Potential domestic wage pressures in the US remain hard to analyse. The unemployment rate has fallen sharply, and most other labour market indicators have improved. Although there is much discussion about the slack remaining in the US labour market, there is no denying it has diminished markedly. At some stage, the fall in unemployment should feed through into wage inflation, and we are probably seeing just the beginning of that. However, although we continue to expect wage increases to pick up gradually over the coming months, for the time being most measures of wages are continuing to rise at a gentle pace, at least by past standards. As a consequence, we think the impact of wage increases on overall core inflation should remain pretty muted, at least for the coming six to 12 months.

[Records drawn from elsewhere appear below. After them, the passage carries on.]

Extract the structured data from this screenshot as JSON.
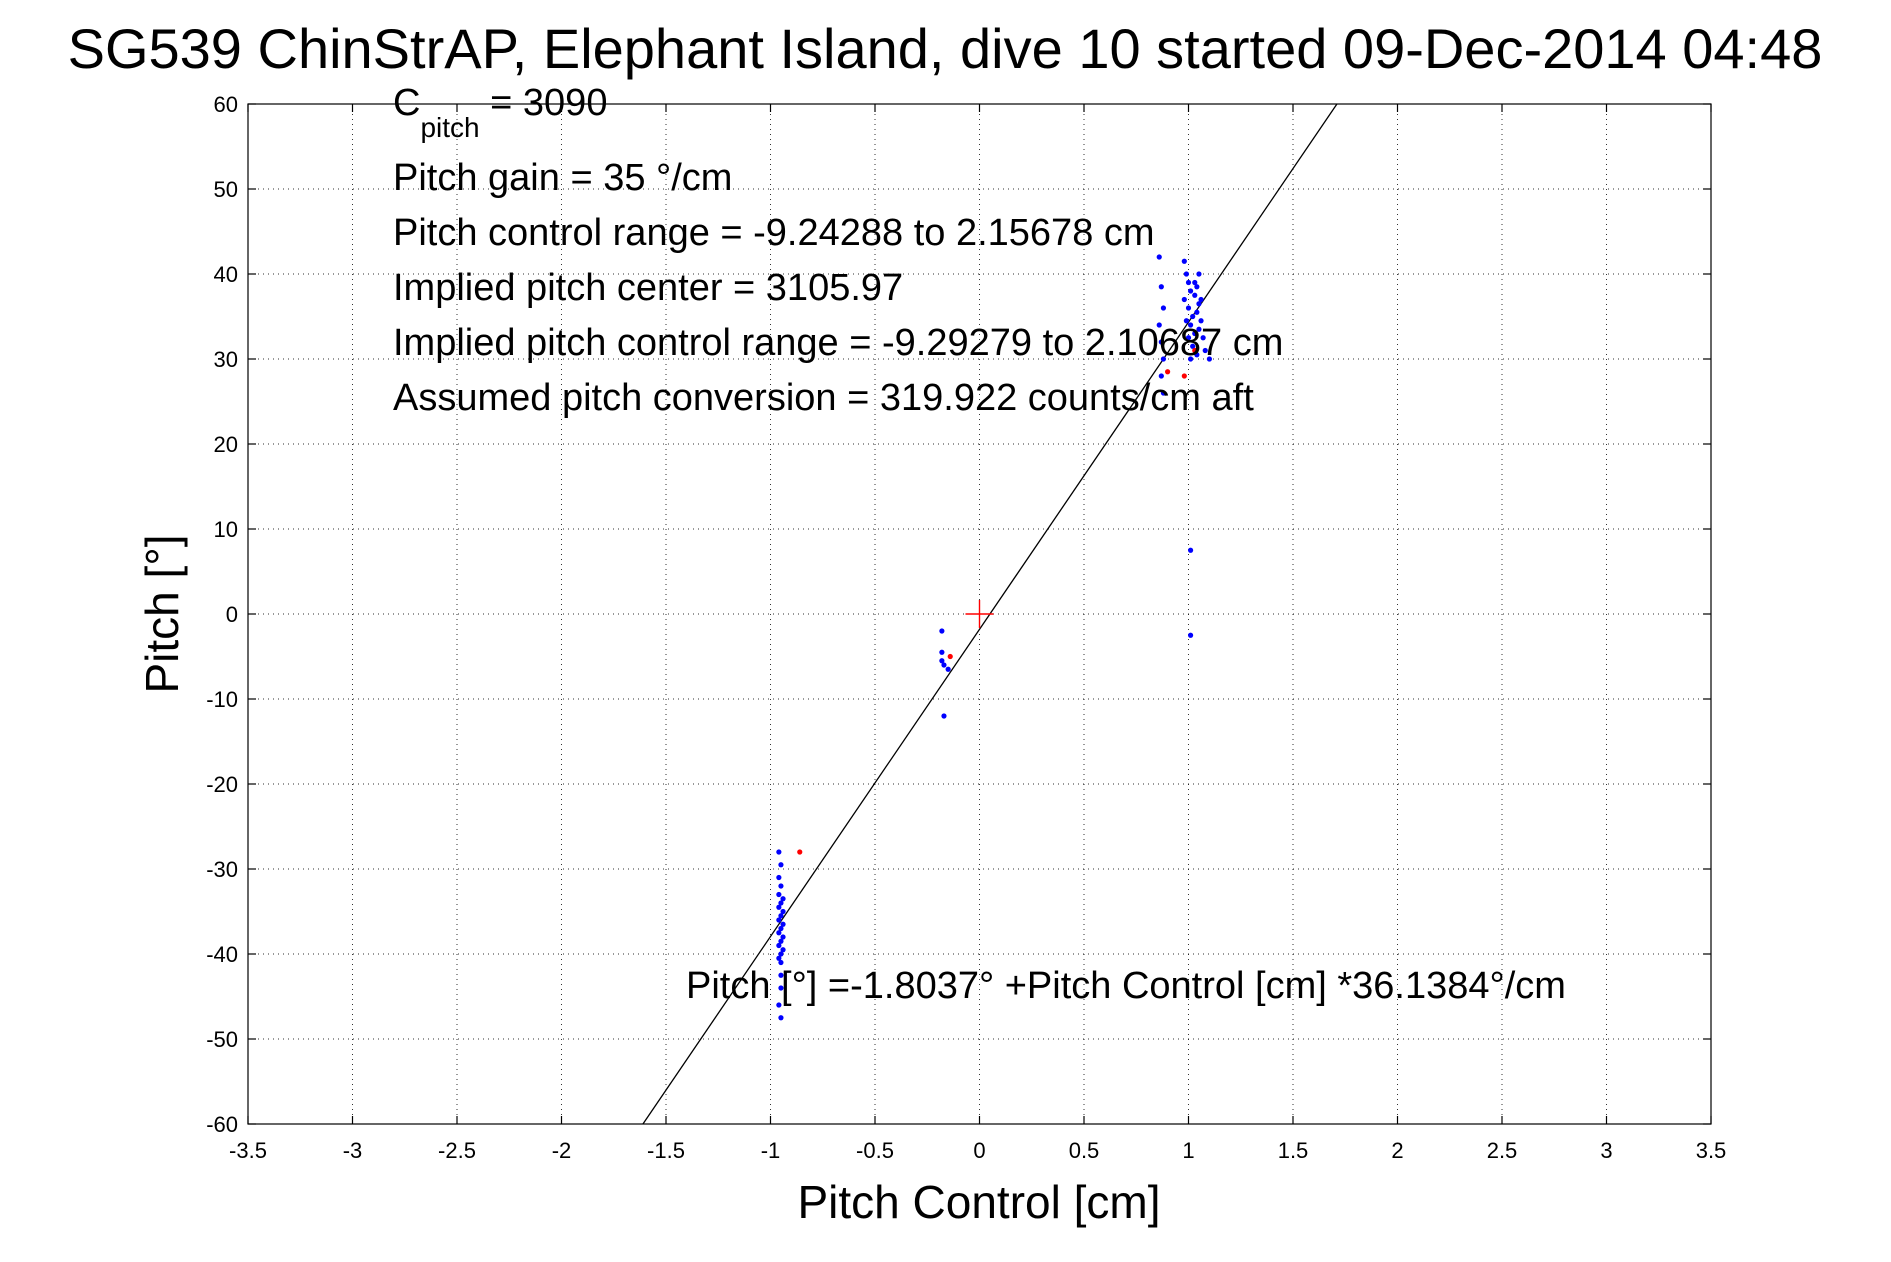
{
  "chart_data": {
    "type": "scatter",
    "title": "SG539 ChinStrAP, Elephant Island, dive 10 started 09-Dec-2014 04:48",
    "xlabel": "Pitch Control [cm]",
    "ylabel": "Pitch [°]",
    "xlim": [
      -3.5,
      3.5
    ],
    "ylim": [
      -60,
      60
    ],
    "x_ticks": [
      "-3.5",
      "-3",
      "-2.5",
      "-2",
      "-1.5",
      "-1",
      "-0.5",
      "0",
      "0.5",
      "1",
      "1.5",
      "2",
      "2.5",
      "3",
      "3.5"
    ],
    "y_ticks": [
      "60",
      "50",
      "40",
      "30",
      "20",
      "10",
      "0",
      "-10",
      "-20",
      "-30",
      "-40",
      "-50",
      "-60"
    ],
    "grid": true,
    "annotations": {
      "c_pitch_main": "C",
      "c_pitch_sub": "pitch",
      "c_pitch_value": " = 3090",
      "pitch_gain": "Pitch gain = 35 °/cm",
      "control_range": "Pitch control range = -9.24288 to 2.15678 cm",
      "implied_center": "Implied pitch center = 3105.97",
      "implied_range": "Implied pitch control range = -9.29279 to 2.10687 cm",
      "conversion": "Assumed pitch conversion = 319.922 counts/cm aft",
      "fit_equation": "Pitch [°] =-1.8037° +Pitch Control [cm] *36.1384°/cm"
    },
    "fit_line": {
      "intercept": -1.8037,
      "slope": 36.1384,
      "color": "#000000"
    },
    "center_marker": {
      "x": 0,
      "y": 0,
      "color": "#ff0000"
    },
    "series": [
      {
        "color": "#0000ff",
        "points": [
          [
            -0.96,
            -28
          ],
          [
            -0.95,
            -29.5
          ],
          [
            -0.96,
            -31
          ],
          [
            -0.95,
            -32
          ],
          [
            -0.96,
            -33
          ],
          [
            -0.94,
            -33.5
          ],
          [
            -0.95,
            -34
          ],
          [
            -0.96,
            -34.5
          ],
          [
            -0.94,
            -35
          ],
          [
            -0.95,
            -35.5
          ],
          [
            -0.96,
            -36
          ],
          [
            -0.94,
            -36.5
          ],
          [
            -0.95,
            -37
          ],
          [
            -0.96,
            -37.5
          ],
          [
            -0.94,
            -38
          ],
          [
            -0.95,
            -38.5
          ],
          [
            -0.96,
            -39
          ],
          [
            -0.94,
            -39.5
          ],
          [
            -0.95,
            -40
          ],
          [
            -0.96,
            -40.5
          ],
          [
            -0.95,
            -41
          ],
          [
            -0.95,
            -42.5
          ],
          [
            -0.95,
            -44
          ],
          [
            -0.96,
            -46
          ],
          [
            -0.95,
            -47.5
          ],
          [
            -0.18,
            -2
          ],
          [
            -0.18,
            -4.5
          ],
          [
            -0.18,
            -5.5
          ],
          [
            -0.17,
            -6
          ],
          [
            -0.15,
            -6.5
          ],
          [
            -0.17,
            -12
          ],
          [
            0.86,
            42
          ],
          [
            0.87,
            38.5
          ],
          [
            0.88,
            36
          ],
          [
            0.86,
            34
          ],
          [
            0.87,
            32
          ],
          [
            0.88,
            30
          ],
          [
            0.87,
            28
          ],
          [
            0.88,
            26
          ],
          [
            0.98,
            41.5
          ],
          [
            0.99,
            40
          ],
          [
            1.0,
            39
          ],
          [
            1.01,
            38
          ],
          [
            0.98,
            37
          ],
          [
            1.0,
            36
          ],
          [
            1.02,
            35
          ],
          [
            0.99,
            34.5
          ],
          [
            1.01,
            34
          ],
          [
            1.03,
            33
          ],
          [
            1.0,
            32.5
          ],
          [
            1.02,
            31.5
          ],
          [
            1.04,
            30.5
          ],
          [
            1.01,
            30
          ],
          [
            1.03,
            37.5
          ],
          [
            1.05,
            36.5
          ],
          [
            1.04,
            35.5
          ],
          [
            1.06,
            34.5
          ],
          [
            1.05,
            33.5
          ],
          [
            1.07,
            32.5
          ],
          [
            1.04,
            38.5
          ],
          [
            1.06,
            37
          ],
          [
            1.08,
            31
          ],
          [
            1.1,
            30
          ],
          [
            1.05,
            40
          ],
          [
            1.03,
            39
          ],
          [
            1.01,
            7.5
          ],
          [
            1.01,
            -2.5
          ]
        ]
      },
      {
        "color": "#ff0000",
        "points": [
          [
            -0.86,
            -28
          ],
          [
            -0.14,
            -5
          ],
          [
            0.98,
            28
          ],
          [
            0.9,
            28.5
          ],
          [
            1.03,
            31
          ]
        ]
      }
    ]
  }
}
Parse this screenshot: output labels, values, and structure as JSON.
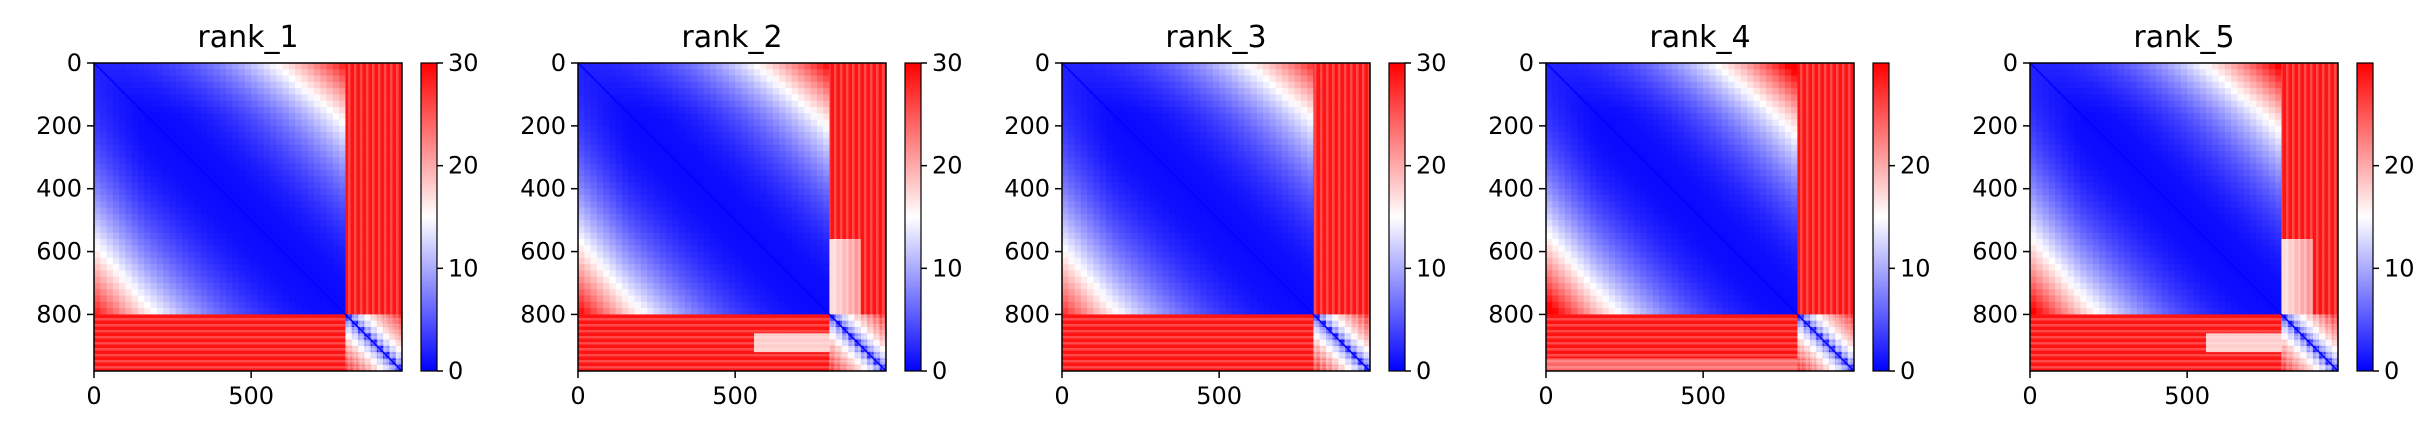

As widely expected, the Federal Open Market Committee’s (FOMC) July statement, published earlier this week, sounded less dovish than June’s. The Fed upgraded its assessment of the situation in the economy and in the labour market and indicated that “near-term risks to the economic outlook have diminished”. However, the Fed didn’t provide any meaningful hawkish signal either. Overall, the statement was consistent with a Fed that remains in a wait-and-see mode, but would like to hike base rates at least once this year. If monetary conditions remain reasonably relaxed and the labour market continues to improve noticeably, a September rate hike will become a distinct possibility.
However, with inflation – and inflation expectations –remaining low and with only a modest pick-up in wage increases, we continue to believe that the most likely scenario is that the Fed will wait until December before acting. In short, we continue to expect the FOMC to hike rates once this year, most probably in December, and twice in 2017.